# Pavarotti the Last Tenor



## Foamy (Nov 25, 2013)

Hello out there!
I was watching Pavarotti the Last Tenor and was wondering what is the name of the attached aria and is it on a performance available on CD or DVD?

Thank you
View attachment Pavaratti 2.mp3


----------



## mamascarlatti (Sep 23, 2009)

It's from Verdi's La Traviata, last act.

You'll find it at 1.30 here:


----------



## mamascarlatti (Sep 23, 2009)

BTW my personal favourite CD is this:










And my favourite DVD is this:


----------



## Itullian (Aug 27, 2011)

FWIW, This is my favorite.
Gedda out classes all rivals.
Sills outstanding. 
Panerai perfect.
Chorus wonderful.
Ceccato perfect.









And the score is COMPLETE.
yay


----------



## mamascarlatti (Sep 23, 2009)

Itullian said:


> FWIW, This is my favorite.
> Gedda out classes all rivals.
> Sills outstanding.
> Panerai perfect.
> ...


Yay! It's on Spotify!
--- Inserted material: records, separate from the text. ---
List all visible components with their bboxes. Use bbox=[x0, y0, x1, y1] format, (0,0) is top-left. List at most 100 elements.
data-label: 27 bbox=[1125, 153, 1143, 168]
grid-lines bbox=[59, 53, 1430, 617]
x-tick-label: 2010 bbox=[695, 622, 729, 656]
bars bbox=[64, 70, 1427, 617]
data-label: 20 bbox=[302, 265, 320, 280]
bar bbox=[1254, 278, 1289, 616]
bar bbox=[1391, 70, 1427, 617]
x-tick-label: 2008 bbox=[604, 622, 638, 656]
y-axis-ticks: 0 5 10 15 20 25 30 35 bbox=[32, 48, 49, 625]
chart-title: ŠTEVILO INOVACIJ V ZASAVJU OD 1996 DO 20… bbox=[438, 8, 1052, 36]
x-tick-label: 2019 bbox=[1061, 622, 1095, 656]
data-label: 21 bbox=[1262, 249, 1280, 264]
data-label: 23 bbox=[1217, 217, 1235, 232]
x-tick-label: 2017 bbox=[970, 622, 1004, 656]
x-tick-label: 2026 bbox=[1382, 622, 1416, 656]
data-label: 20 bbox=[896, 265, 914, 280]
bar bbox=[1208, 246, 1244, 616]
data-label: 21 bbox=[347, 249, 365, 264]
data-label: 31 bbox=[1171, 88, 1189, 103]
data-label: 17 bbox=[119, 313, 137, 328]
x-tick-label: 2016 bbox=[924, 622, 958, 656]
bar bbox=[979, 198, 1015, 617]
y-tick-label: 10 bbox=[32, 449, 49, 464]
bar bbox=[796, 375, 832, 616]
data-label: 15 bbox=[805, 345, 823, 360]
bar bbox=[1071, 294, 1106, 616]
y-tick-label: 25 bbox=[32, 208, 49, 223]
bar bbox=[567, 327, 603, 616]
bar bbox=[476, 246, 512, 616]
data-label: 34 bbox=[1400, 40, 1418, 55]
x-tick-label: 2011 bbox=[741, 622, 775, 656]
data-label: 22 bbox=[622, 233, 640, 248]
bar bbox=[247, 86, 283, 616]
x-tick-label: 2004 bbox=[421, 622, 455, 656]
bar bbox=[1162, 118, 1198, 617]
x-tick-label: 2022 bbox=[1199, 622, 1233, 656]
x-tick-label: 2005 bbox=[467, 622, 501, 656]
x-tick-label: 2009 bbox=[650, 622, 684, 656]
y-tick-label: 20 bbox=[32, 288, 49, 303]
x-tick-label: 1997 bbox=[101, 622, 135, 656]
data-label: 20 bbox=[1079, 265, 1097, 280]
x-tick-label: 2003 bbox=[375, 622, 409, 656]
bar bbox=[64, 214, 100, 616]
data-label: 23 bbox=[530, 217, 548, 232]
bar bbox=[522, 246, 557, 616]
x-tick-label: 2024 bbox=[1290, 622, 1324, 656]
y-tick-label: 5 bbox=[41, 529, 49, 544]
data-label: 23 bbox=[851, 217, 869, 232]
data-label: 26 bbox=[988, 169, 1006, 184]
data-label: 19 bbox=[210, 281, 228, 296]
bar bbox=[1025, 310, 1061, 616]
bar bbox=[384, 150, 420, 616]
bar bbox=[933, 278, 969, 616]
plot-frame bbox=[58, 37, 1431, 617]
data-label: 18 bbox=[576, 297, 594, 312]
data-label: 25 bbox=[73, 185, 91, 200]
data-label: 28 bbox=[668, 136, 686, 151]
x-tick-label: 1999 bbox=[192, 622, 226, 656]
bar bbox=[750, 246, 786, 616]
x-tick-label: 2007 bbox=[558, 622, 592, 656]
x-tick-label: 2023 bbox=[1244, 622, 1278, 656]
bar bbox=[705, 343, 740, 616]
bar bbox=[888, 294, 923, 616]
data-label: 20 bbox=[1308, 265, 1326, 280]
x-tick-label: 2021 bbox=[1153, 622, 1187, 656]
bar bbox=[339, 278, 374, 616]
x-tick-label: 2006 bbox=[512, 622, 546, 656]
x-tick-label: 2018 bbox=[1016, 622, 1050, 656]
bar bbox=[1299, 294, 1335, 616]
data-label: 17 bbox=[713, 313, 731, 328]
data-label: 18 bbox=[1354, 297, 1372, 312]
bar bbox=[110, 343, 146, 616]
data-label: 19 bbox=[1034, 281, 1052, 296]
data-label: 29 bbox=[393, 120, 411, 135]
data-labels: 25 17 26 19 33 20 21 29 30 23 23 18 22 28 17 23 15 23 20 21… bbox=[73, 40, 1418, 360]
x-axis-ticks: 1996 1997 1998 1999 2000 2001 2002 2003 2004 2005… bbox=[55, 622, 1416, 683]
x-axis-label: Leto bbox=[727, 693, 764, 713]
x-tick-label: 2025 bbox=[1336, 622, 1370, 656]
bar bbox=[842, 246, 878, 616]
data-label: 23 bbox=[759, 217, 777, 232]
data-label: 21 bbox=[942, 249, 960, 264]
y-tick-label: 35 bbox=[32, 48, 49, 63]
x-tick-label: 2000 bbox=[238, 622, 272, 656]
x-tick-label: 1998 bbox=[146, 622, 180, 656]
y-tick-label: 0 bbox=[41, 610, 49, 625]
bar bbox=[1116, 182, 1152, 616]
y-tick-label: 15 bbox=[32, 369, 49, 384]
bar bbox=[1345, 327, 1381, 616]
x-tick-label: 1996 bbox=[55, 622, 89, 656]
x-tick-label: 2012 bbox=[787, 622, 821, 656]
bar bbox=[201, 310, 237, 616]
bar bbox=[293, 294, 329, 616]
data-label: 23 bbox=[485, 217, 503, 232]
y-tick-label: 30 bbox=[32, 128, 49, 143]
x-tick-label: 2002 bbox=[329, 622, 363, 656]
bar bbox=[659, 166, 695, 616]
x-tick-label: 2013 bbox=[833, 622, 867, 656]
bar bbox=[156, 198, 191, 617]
I LOVE Spotify.


----------



## Couac Addict (Oct 16, 2013)

...Spotify can be your best friend when comparing performances.

For me, a good La Traviata needs a good Violetta and I think Scotto is the greatest recorded Violetta (with quite a bit of daylight between her and second-place). Her and Votto are great in this.









My pick for a best overall recording would be this one. Everyone is in fine form.









I think that La Traviata takes a sharp decline after those two but it's worth listening to as many as you can as preferences are highly personal.
I'd give 3rd place to Cortrubas with Kleiber. Whilst the rest of the ensemble is proficient, they're hardly spectacular in this instance.








_
Victoria De Los Angeles/Orchestra Del Teatro Dell'Opera, Roma/Tullio Serafin_
This is a great recording but I think Serafin's conducting lacks the necessary "oomph" in places. Some may prefer the softer approach.

The Toscanini recording was done during rehearsal in 1946 and it sounds incredible. The audio can get a bit iffy during higher notes but mostly it sounds like it's from 1986.
Albanese is quite interesting and worth a listen.

Other great performances exist but the audio is probably too poor to make it worth the purchase. This is where Spotify is handy.

Callas was famous for playing Violetta but the recording with Ghione in Lisbon is really the only choice. She's good but not great in it. Her performance with Giulini at La Scala is much better but the audio is terrible in the latter half.

Ponselle & Co. sound great with Panizza conducting but it's 1935 and the audio is as poor as you might expect.

An interesting Sills recording is with Ceccato conducting in Naples. I'm guessing that it was recorded by someone in the audience so that gives you an idea on the audio quality. You also get a running commentary during the applause. I think it was Sills' debut in Italy - they liked her A LOT!


----------